Die Umgebung in Bioshock Infinite ist ziemlich abwechslungsreich gestaltet. Obwohl fast alles in Columbia stattfindet, bringen verschiedene Handlungsorte wie die Stadt selbst, eine Küste, diverse Gebäude, Gärten und auch ein Friedhof viel Abwechslung in die Handlung. Die Farbgebung ist dabei angemessen angewendet, die heitere Atmosphäre des Festivals erstrahlt in intensiven, warmen Farben, während der Friedhof sich dunkel hält und ein etwas unangenehmes Gefühl vermittelt. Unterstrichen wird dies durch den atmosphärisch passenden Soundtrack, dessen Highlight wohl der Song „Will The Circle Be Unbroken“, eine Coverversion des Country-Klassikers, von Courtnee Draper (Gesang) und Troy Baker (Gitarre) ist.

Die Levels sind zumeist detailliert erstellt worden. Stellenweise sind die Texturen nicht ganz so qualitativ hochwertig, doch handelt es sich dabei eher um weniger bedeutende Aspekte, so dass das durchaus zu verkraften ist und das Spielerlebnis nicht stört. Die interaktiven Gegenstände und Gebiete sind liebevoll erstellt, konstant relevante Gegenstände wie die Voxophone unterscheiden sich ihn ihrem Aussehen nicht und lassen den Spieler diese sofort erkennen.

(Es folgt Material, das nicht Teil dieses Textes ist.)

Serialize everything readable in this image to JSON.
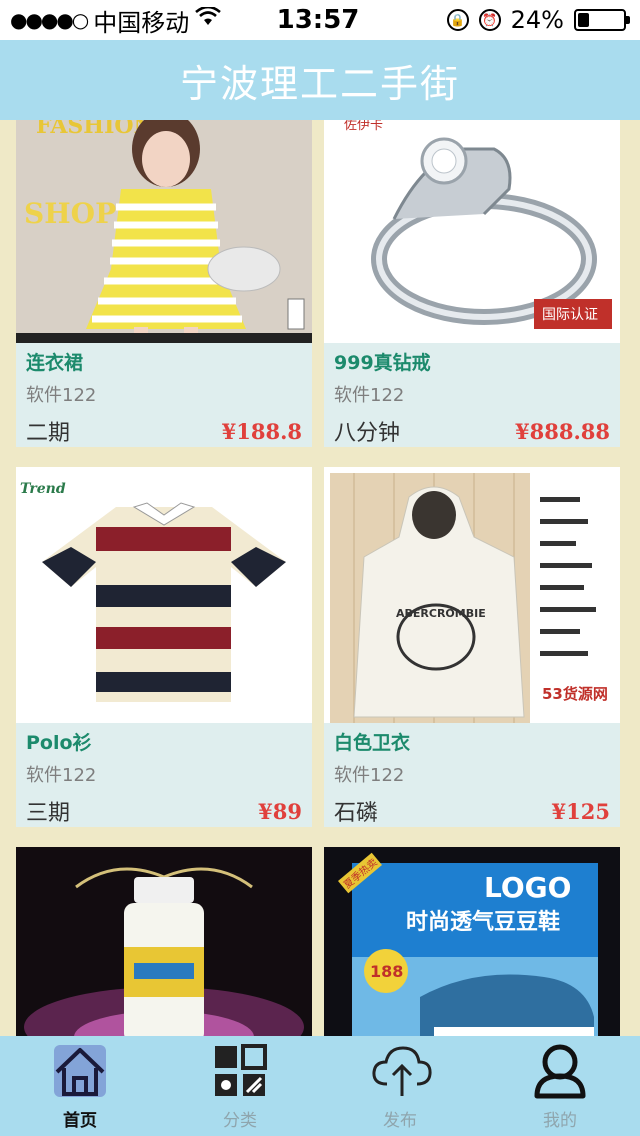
{
  "status_bar": {
    "signal": "●●●●○",
    "carrier": "中国移动",
    "time": "13:57",
    "battery": "24%",
    "battery_level": 0.24
  },
  "header": {
    "title": "宁波理工二手街"
  },
  "products": [
    {
      "name": "连衣裙",
      "class": "软件122",
      "seller": "二期",
      "price": "¥188.8"
    },
    {
      "name": "999真钻戒",
      "class": "软件122",
      "seller": "八分钟",
      "price": "¥888.88"
    },
    {
      "name": "Polo衫",
      "class": "软件122",
      "seller": "三期",
      "price": "¥89"
    },
    {
      "name": "白色卫衣",
      "class": "软件122",
      "seller": "石磷",
      "price": "¥125"
    }
  ],
  "image_text": {
    "dress_top": "FASHION",
    "dress_shop": "SHOP",
    "ring_badge": "国际认证",
    "ring_top": "佐伊卡",
    "polo_brand": "Trend",
    "hoodie_brand": "53货源网",
    "shoe_logo": "LOGO",
    "shoe_tag": "夏季热卖",
    "shoe_title": "时尚透气豆豆鞋",
    "shoe_price": "188"
  },
  "tabs": [
    {
      "label": "首页",
      "icon": "home-icon",
      "active": true
    },
    {
      "label": "分类",
      "icon": "category-icon",
      "active": false
    },
    {
      "label": "发布",
      "icon": "upload-cloud-icon",
      "active": false
    },
    {
      "label": "我的",
      "icon": "user-icon",
      "active": false
    }
  ],
  "colors": {
    "header_bg": "#a9dcee",
    "page_bg": "#efe9c7",
    "card_bg": "#dfeeee",
    "name_color": "#1c8a6c",
    "price_color": "#e0403c"
  }
}
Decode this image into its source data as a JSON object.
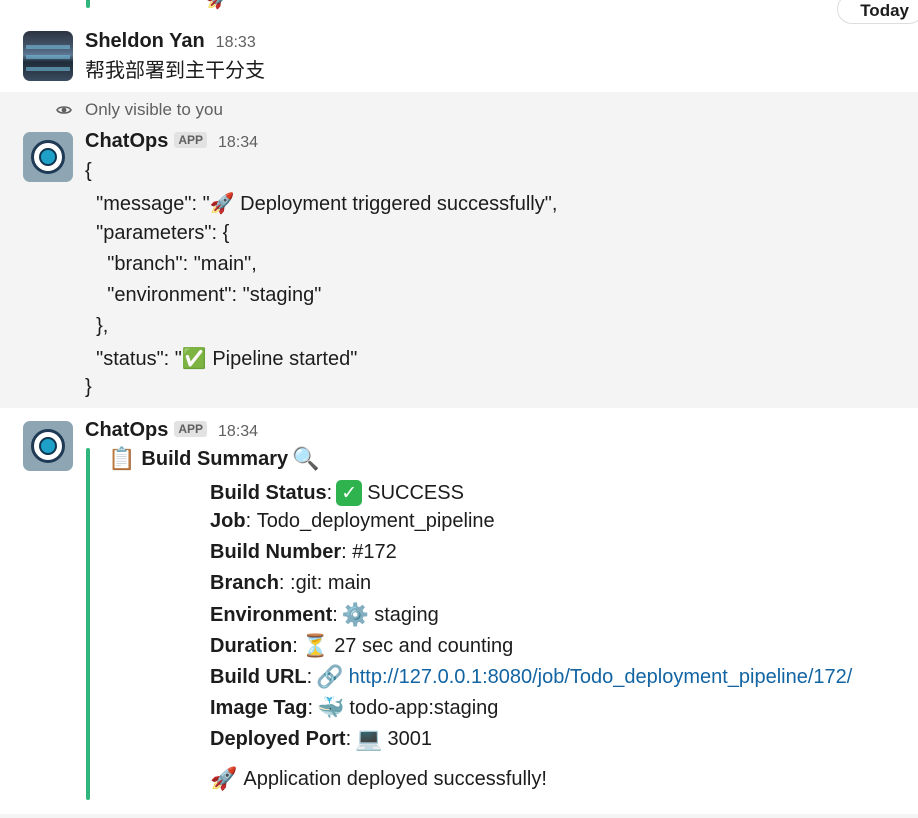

Mit welchen Gegenständen man interagieren kann, wird dem Spieler gezeigt. Eine ‚freie Interaktion‘ mit allem was gerade rumsteht ist nicht möglich. Rennt man an dem Mülleimer vorbei, fällt er nicht um. Wägen aus dem Weg schieben geht ebenfalls nicht, stattdessen untersucht man ihn auf Gegenstände, die man vielleicht nutzen könnte und bekommt daraufhin eine eingeblendete Information über die Nutzungsmöglichkeiten und Effekte.

 

 

In Sachen Gegnern gibt es mehr als genug Variation. Von ‚rechtsschaffenden‘ Behörden wie der Polizei und deren diverse Variationen bis hin zu abstrakteren Erscheinungen wie einem Geist begegnen Booker Antagonisten verschiedenster Arten mit unterschiedlichen Fähigkeiten und Schwächen. Endbosse im bekannten Sinne gibt es nur wenige, allerdings bedeutet dies nicht, dass am Ende eines Levels keine Herausforderung besteht. Diese wird durchaus durch Gruppen schwerer zu besiegender Gegner, wie dem Handyman, der Sirene oder aber auch einem Turret, einer Maschinengewehrautomatik, geboten. Gegen Ende des Spiels erhält der Spieler auch Verbündete, welche sich allerdings gegen einen wenden, wenn man diese angreift.

 

– Steuerung und Gadgets

Der Spieler erlebt Bioshock Infinite in der Ego-Perspektive, was auch gut so ist, denn nur besonders dadurch wird das Gefühl für die Welt vermittelt. Dies zeichnet sich durch verschiedene Aspekte wie z.B. die Veränderung der Lautstärke der Umgebung je nach Blickrichtung aus, was zugegebener Maßen heute auch schon ein weit verbreitetes Mittel in Spielen ist.

Die Steuerung an sich, insbesondere das sogenannte ‘Aiming’, läuft locker von der Hand, auch wenn man manchmal den Eindruck hat, Booker etwas ‘nachzuziehen’. Genaueres Zielen, und das werden vor allem die Kenner der Bioshock-Serie sicher auch bestätigen, ist hier eher nicht so wichtig. Vielmehr ist die Bewegung in den geläufigen Arealen von Relevanz um am Leben zu bleiben, ebenso wie es wichtig ist, sich vorteilhaft zu positionieren.
Sonst schwebt man in Columbia auch gleich auf einer der Wolken weiter.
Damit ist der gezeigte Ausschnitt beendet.